Entre biopic et film historique, Le Majordome s’inspire de l'histoire vraie d’Eugene Allen qui a travaillé à la Maison-Blanche pour sept présidents, pendant 34 ans. Fils d’esclave, Cecil Gaines quitte rapidement sa condition, se fait embaucher en tant que majordome dans un hôtel luxueux, puis à la Maison-Blanche où il travaillera au service de sept présidents américains successifs. Consciencieux, l’homme accomplit son travail avec humilité et brio au service du gouvernement, dans une société qui oppresse les citoyens noirs, relégués au statut de citoyens de seconde zone, séparés des Blancs dans tous les espaces publics et victimes dans leur propre pays du racisme ordinaire dans tous les domaines de fa vie sociale. La petite histoire de cette famille américaine se confond avec la grande histoire du pays dans lequel elle habite. Tandis que les présidents défilent sous ses yeux à la Maison-Blanche, son fils aîné choisi la voie de l’engagement dans le mouvement pour les droits civiques aux côtés de Martin Luther King, fait de fa prison, flirte avec les Black Panthers… Le fils cadet, lui, s’engage dans l’armée pour défendre son pays et meurt au Vietnam.

Cette fresque historique passionnante d’un xxe siècle américain mouvementé est baignée de violences physiques et morales : agressions physiques contre les citoyens noirs perpétrées dans l’impunité la plus totale, humiliations quotidiennes, assassinats du président Kennedy et de Martin Luther King, mouvement radical des Black Panthers, guerre du Vietnam, Watergate... Il y a dans Le Majordome la confrontation de deux générations, de deux visions, mais aussi deux ressentis sur un sujet des plus douloureux de l'histoire noire américaine. Enfant, Cecil Gaines voit sa mère se faire violer par le maître. Il implore son père de réagir, ce dernier se fait abattre sous ses yeux. Trente ans plus tard, il fonde une famille, son fils emprunte le chemin de fa lutte contre l'injustice et opte pour la rébellion, symbole traumatisant pour Cecil Gaines. Inévitablement, les deux hommes se sépareront. Les personnages du film reprennent tous les archétypes de Noirs américains : l’oncle Tom, soumis aux Blancs, mais finalement subversif, car, par son travail acharné, son sérieux, son honnêteté, sa dignité, il bouleverse les codes et les préjugés racistes sur les Noirs ; le Noir déviant, qui utilise la violence pour répondre à l’oppression exercée par la société blanche ; le « mandingo negro » ou cet Africain hypersexualisé qui multiplie les conquêtes, etc.

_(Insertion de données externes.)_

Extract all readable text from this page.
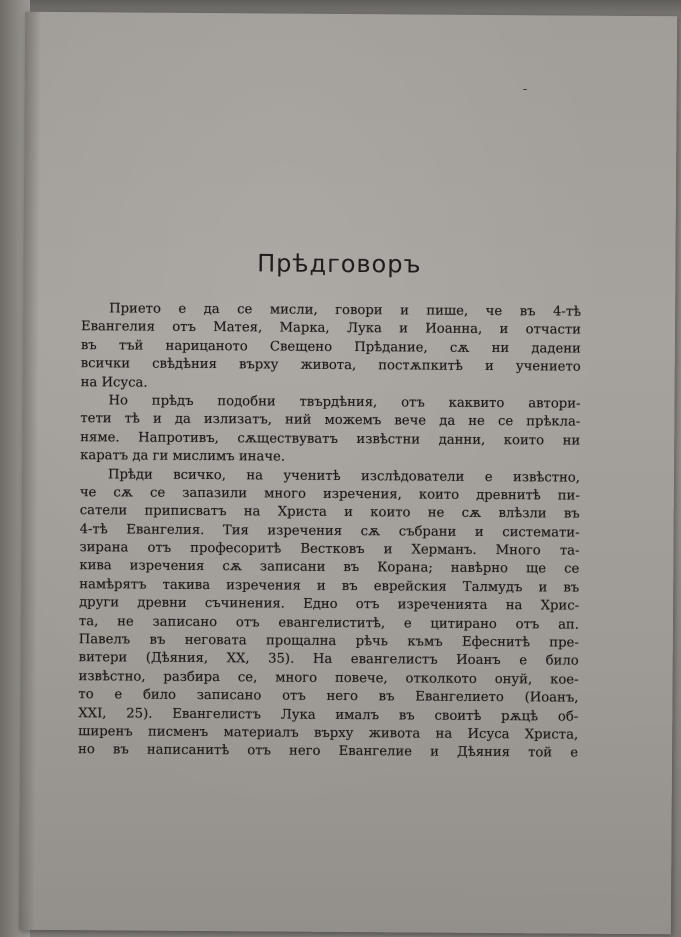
-
Прѣдговоръ
Прието е да се мисли, говори и пише, че въ 4-тѣ
Евангелия отъ Матея, Марка, Лука и Иоанна, и отчасти
въ тъй нарицаното Свещено Прѣдание, сѫ ни дадени
всички свѣдѣния върху живота, постѫпкитѣ и учението
на Исуса.
Но прѣдъ подобни твърдѣния, отъ каквито автори-
тети тѣ и да излизатъ, ний можемъ вече да не се прѣкла-
няме. Напротивъ, сѫществуватъ извѣстни данни, които ни
каратъ да ги мислимъ иначе.
Прѣди всичко, на ученитѣ изслѣдователи е извѣстно,
че сѫ се запазили много изречения, които древнитѣ пи-
сатели приписватъ на Христа и които не сѫ влѣзли въ
4-тѣ Евангелия. Тия изречения сѫ събрани и системати-
зирана отъ професоритѣ Вестковъ и Херманъ. Много та-
кива изречения сѫ записани въ Корана; навѣрно ще се
намѣрятъ такива изречения и въ еврейския Талмудъ и въ
други древни съчинения. Едно отъ изреченията на Хрис-
та, не записано отъ евангелиститѣ, е цитирано отъ ап.
Павелъ въ неговата прощална рѣчь къмъ Ефеснитѣ пре-
витери (Дѣяния, XX, 35). На евангелистъ Иоанъ е било
извѣстно, разбира се, много повече, отколкото онуй, кое-
то е било записано отъ него въ Евангелието (Иоанъ,
XXI, 25). Евангелистъ Лука ималъ въ своитѣ рѫцѣ об-
ширенъ писменъ материалъ върху живота на Исуса Христа,
но въ написанитѣ отъ него Евангелие и Дѣяния той е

Malgré un certain conventionnalisme propre au cinéma américain, le film est admirablement joué. On retrouve dans le rôle principal l’acteur américain Forest Whitaker, qui reçut un oscar du meilleur acteur en 2007 pour le film Le Dernier Roi d’Écosse, dans lequel il jouait un rôle aux antipodes de celui du majordome, celui du dictateur ougandais Idi Amin Dada. Il tient avec justesse le rôle de ce majordome noir qui toute sa vie fut au service des autres. Le film s’achève sur cette belle réflexion : les États-Unis, pays qui assume le rôle de gendarme du monde, se pose sans cesse en donneur de leçon sur les horreurs commises dans les différents pays du monde, mais n’ose pas regarder en face sa propre histoire de violence et d’oppression.

Un film de Lee Daniels, avec Forest Whitaker, Oprah Winfrey, Cuba Gooding Jr, Terrence Howard, Lenny Kravitz.